NORTH KOREA NEWSLETTER NO. 65 (July 30, 2009) |
*** NEWS IN BRIEF (Part 2)
North Korea Likens Clinton to 'Primary Schoolgirl'
SEOUL (Yonhap) -- North Korea on July 23 told U.S. Secretary of State Hillary Clinton to stop backbiting Pyongyang over its nuclear program, comparing her to a "primary schoolgirl" who doesn't understand the situation.
In remarks carried by the North's official Korean Central News Agency (KCNA), a foreign ministry spokesman responded to a comment by Clinton in which she likened North Korea's leaders to "unruly teenagers" who seek to gain U.S. attention through nuclear and missile activities.
"Sometimes she looks like a primary schoolgirl and sometimes a pensioner going shopping," the unidentified spokesman said.
"It is our view that she can make even a little contribution to the implementation of the U.S. administration's foreign policy as secretary of state only when she has understanding of the world," he was quoted as saying in English-language report.
In a television interview on July 20, Clinton said North Korea is "acting out" to "try to elevate (itself) to center stage." The chief U.S. diplomat said Washington would not give the North the satisfaction it seeks, while playing down the threat North Korea poses to the U.S.
North Korea rejected Clinton's criticism, saying it was "the U.S. that helped the DPRK (North Korea) to become the world focus," and said its nuclear program is a self-defense measure against hostile U.S. policy.

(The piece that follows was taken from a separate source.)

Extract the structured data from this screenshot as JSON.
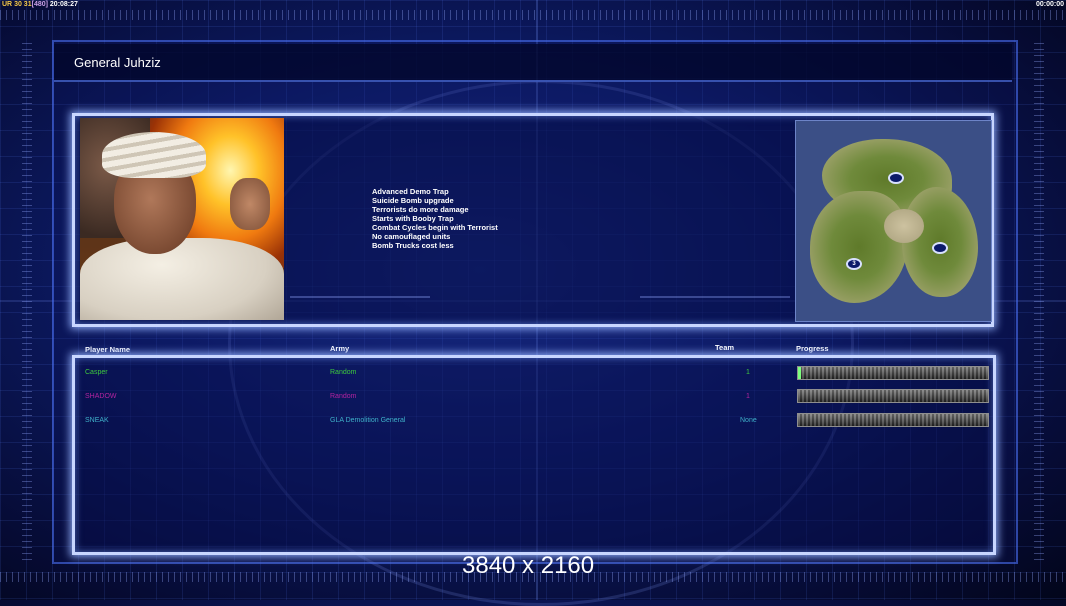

"Her words suggest that she is by no means intelligent," the spokesman said. "The DPRK has taken necessary measures to protect the nation's sovereignty and right to existence in order to cope with U.S. hostile policy and nuclear threats, not to attract anyone's attention."
The spokesman also called Clinton "a funny lady as she likes to utter such rhetoric, unaware of the elementary etiquette in the international community."

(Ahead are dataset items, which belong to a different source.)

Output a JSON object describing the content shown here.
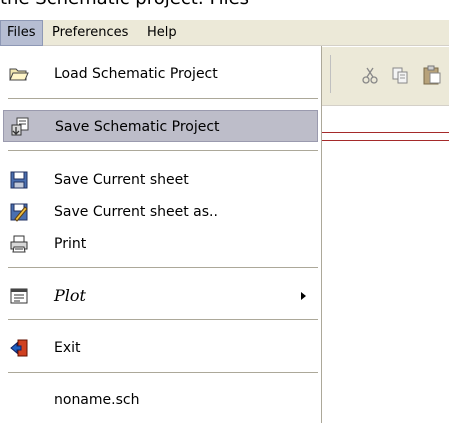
{
  "title_fragment": "the Schematic project: Files",
  "menubar": {
    "items": [
      {
        "label": "Files"
      },
      {
        "label": "Preferences"
      },
      {
        "label": "Help"
      }
    ]
  },
  "files_menu": {
    "items": [
      {
        "label": "Load Schematic Project",
        "icon": "open-folder-icon"
      },
      {
        "label": "Save Schematic Project",
        "icon": "save-project-icon",
        "highlighted": true
      },
      {
        "label": "Save Current sheet",
        "icon": "floppy-disk-icon"
      },
      {
        "label": "Save Current sheet as..",
        "icon": "floppy-disk-pencil-icon"
      },
      {
        "label": "Print",
        "icon": "printer-icon"
      },
      {
        "label": "Plot",
        "icon": "plot-icon",
        "submenu": true
      },
      {
        "label": "Exit",
        "icon": "exit-icon"
      },
      {
        "label": "noname.sch",
        "icon": ""
      }
    ]
  },
  "colors": {
    "menubar_bg": "#ece9d8",
    "highlight_bg": "#bdbdc9",
    "sheet_line": "#a52a2a"
  }
}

North Korea Blasts '2009 Reunification White Paper'
SEOUL (Yonhap) -- North Korea on July 24 criticized a white paper recently issued by South Korea's Unification Ministry as an "anti-reunification document that fraudulently used the title of unification."
South Korea has published the white paper annually since 1991 to describe how its reunification policy has changed under successive governments and give details of the current government's policy.
The "2009 White Paper on Unification" released July 17 contains the developments of inter-Korean relations and South Korea's policy toward Pyongyang last year, which was President Lee Myung-bak's first year in office.
The North specifically criticized the book's description of last year as a period of adjustment to establish new inter-Korean relations.
"This is ridiculous sophistry as it justified their treacherous policy of confrontation toward the DPRK (North Korea) and distorted the realities of the inter-Korean relations," the Secretariat of the North's Committee for the Peaceful Reunification of the Fatherland said in a report.
Pyongyang has so far rolled up almost all cross-border economic projects and stepped up military threats in protest over conservative South Korean President Lee Myung-bak's hardline policy toward the socialist nation.
Lee has raised the issue of North's human rights problems internationally and called for efforts to scrap its nuclear programs. In response, North Korea tightened its border with the South, suspended almost all cross-border cooperation programs and stepped up war threats.
Pyongyang is especially infuriated at Seoul's reluctance to carry out a spate of big-budget inter-Korean programs that were agreed upon between the leaders of the two sides in 2000 and 2007. Those projects would require massive South Korean investment in the impoverished socialist state.
"The North-South relations and political situation on the Korean Peninsula has been deteriorating since the launch of the Lee Myung-bak administration," said the report carried by the North's official Korean Central News Agency (KCNA). "The relations are driven to the worst phase of confrontation in which nobody can predict when the roaring of guns will be heard, not what is called a peaceful period of readjustment."
N. Korea Slams Planned S. Korea-U.S. Military Drill
SEOUL (Yonhap) -- North Korea lashed out at South Korea's planned military exercise with the United States on July 26, saying it is a provocative act against the socialist country.
South Korea and the U.S. plan to conduct Ulchi Freedom Guardian (UFG), an annual joint military exercise in which about 56,000 South Korean troops and 10,000 U.S. soldiers will participate, from Aug. 17-27.
The exercise is "a military plan aimed at invading the North, given its content and size," Pyongyang's official Korean Central News Agency and the (North) Korean Central TV Broadcasting Station said.
The military exercise sheds light on "the shady intention harbored behind the South's banner of peace guarantee and dialogue (sic)," they said.
South Korea and the U.S. maintain that UFG is a purely defensive drill.
The joint exercise comes as tension runs high on the Korean Peninsula. North Korea conducted a nuclear test in May and fired several missiles into the East Sea shortly afterward, for which the United Nations has imposed sanctions on the communist country.
The U.S. has some 28,500 troops station in South Korea as a deterrent against provocations from the North. The two Koreas remain technically at war as the 1950-53 Korean War ended with an armistice, not a peace treaty.